Using Art and Culture to Effect Change


David D’Or and David Eaton share a bow with the Evergreen Symphony Orchestra at the National Concert Hall in Taipei, Taiwan.

By David Eaton, Lecturer in Music and Culture, Barrytown College of UTS

“Only through Beauty’s morning-gate, dost thou penetrate the land of knowledge.”

 – Friedrich Schiller

david_eatonAs an advocate of art and culture, it has always been my view that the beauty aspect of the truth-beauty-goodness paradigm needs to be more fully understood and supported in any attempt to realize a better world. I’ve had many opportunities to use my talent for providential purposes, both within our community and with artists who are not members of our church, and at the heart of my creative endeavors has been my motivation to use my God-given abilities as a musician to promote the ideal of godliness and to cultivate a culture of peace.

Friedrich Schiller (1759-1805), who as a young man possessed a passionate desire to study theology and become a minister, believed that one’s soul state (Seelenzustand) was edified through experiencing beauty. For Schiller, “aesthetic education” could be the basis for a moral society and help establish the freedom that political revolution conspicuously failed to achieve.

I recently returned from conducting two concerts with Israeli vocalist, David D’Or and the Evergreen Symphony Orchestra at the National Concert Hall in Taipei, Taiwan.

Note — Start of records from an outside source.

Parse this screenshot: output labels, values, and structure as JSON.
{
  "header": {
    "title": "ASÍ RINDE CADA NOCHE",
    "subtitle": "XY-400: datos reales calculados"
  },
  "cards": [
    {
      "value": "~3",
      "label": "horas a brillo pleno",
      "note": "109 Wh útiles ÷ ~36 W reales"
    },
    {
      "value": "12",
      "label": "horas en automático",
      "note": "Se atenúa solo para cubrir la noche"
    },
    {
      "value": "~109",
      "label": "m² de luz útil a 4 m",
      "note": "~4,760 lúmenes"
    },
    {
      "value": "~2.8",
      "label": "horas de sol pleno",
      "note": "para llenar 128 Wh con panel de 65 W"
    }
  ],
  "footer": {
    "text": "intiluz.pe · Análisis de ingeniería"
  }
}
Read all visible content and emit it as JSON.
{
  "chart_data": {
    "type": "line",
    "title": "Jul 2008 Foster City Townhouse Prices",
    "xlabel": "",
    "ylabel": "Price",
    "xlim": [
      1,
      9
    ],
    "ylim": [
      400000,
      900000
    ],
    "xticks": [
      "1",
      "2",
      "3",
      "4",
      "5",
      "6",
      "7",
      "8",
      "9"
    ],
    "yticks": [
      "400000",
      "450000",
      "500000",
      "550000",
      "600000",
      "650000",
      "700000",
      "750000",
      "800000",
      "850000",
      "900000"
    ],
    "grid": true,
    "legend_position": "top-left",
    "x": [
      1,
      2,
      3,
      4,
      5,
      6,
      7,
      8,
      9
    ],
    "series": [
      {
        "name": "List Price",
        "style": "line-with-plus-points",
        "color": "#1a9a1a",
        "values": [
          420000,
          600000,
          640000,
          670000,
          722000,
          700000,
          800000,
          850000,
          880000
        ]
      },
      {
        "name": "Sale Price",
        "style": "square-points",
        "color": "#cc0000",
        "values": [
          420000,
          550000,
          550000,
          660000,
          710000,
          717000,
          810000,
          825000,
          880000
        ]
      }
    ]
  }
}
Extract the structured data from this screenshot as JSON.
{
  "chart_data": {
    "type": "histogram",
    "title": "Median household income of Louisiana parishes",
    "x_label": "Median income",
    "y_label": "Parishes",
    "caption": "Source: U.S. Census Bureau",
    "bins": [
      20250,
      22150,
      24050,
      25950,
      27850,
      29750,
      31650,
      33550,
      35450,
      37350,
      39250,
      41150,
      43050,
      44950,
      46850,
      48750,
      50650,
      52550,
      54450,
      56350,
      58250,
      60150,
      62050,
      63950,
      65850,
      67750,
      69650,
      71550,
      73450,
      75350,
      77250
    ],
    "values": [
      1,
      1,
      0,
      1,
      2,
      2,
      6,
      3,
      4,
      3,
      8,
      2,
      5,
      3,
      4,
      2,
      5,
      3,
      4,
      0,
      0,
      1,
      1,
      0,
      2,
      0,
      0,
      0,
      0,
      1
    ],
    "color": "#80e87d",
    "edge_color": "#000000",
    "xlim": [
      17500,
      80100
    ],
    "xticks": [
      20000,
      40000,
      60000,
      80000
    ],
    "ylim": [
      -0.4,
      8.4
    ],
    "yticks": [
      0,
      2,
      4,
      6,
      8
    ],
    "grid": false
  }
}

The concert was produced by the Tzu Chi Foundation, a Buddhist organization founded in 1966 that boasts three million members and scores of chapters throughout the world. Tzu Chi (which means “relief and compassion”) is based in Taipei and has done an amazing amount of humanitarian work, including providing assistance in the aftermath of hurricanes Katrina and Sandy, the Japan tsunami and relief efforts in North Korea. The American chapter of the Tzu Chi Foundation received a national award for being the most outstanding volunteer organization in the U.S. in 2012, due primarily to their relief efforts after Hurricane Sandy.

In addition to running several schools, hospitals and free clinics in Taiwan, Tzu Chi has its own cable television network that broadcasts the news of their global relief efforts as well as programming original content that promotes 24/7 the ideals and vision of their organization. They clearly understand the importance of using mass media and art to get their message to a larger segment of the public

While in Taiwan, I was able to meet the Tzu Chi founder, Master Cheng Yen (a Buddhist nun, now 76) and several of the organization’s key leaders. They explained that music and art are important aspects of their outreach. Their belief in the spiritual power of music plays heavily into their philosophy — and their funding efforts. For the two concerts presented last month I arranged one of the Tzu Chi songs, Family, especially for this occasion.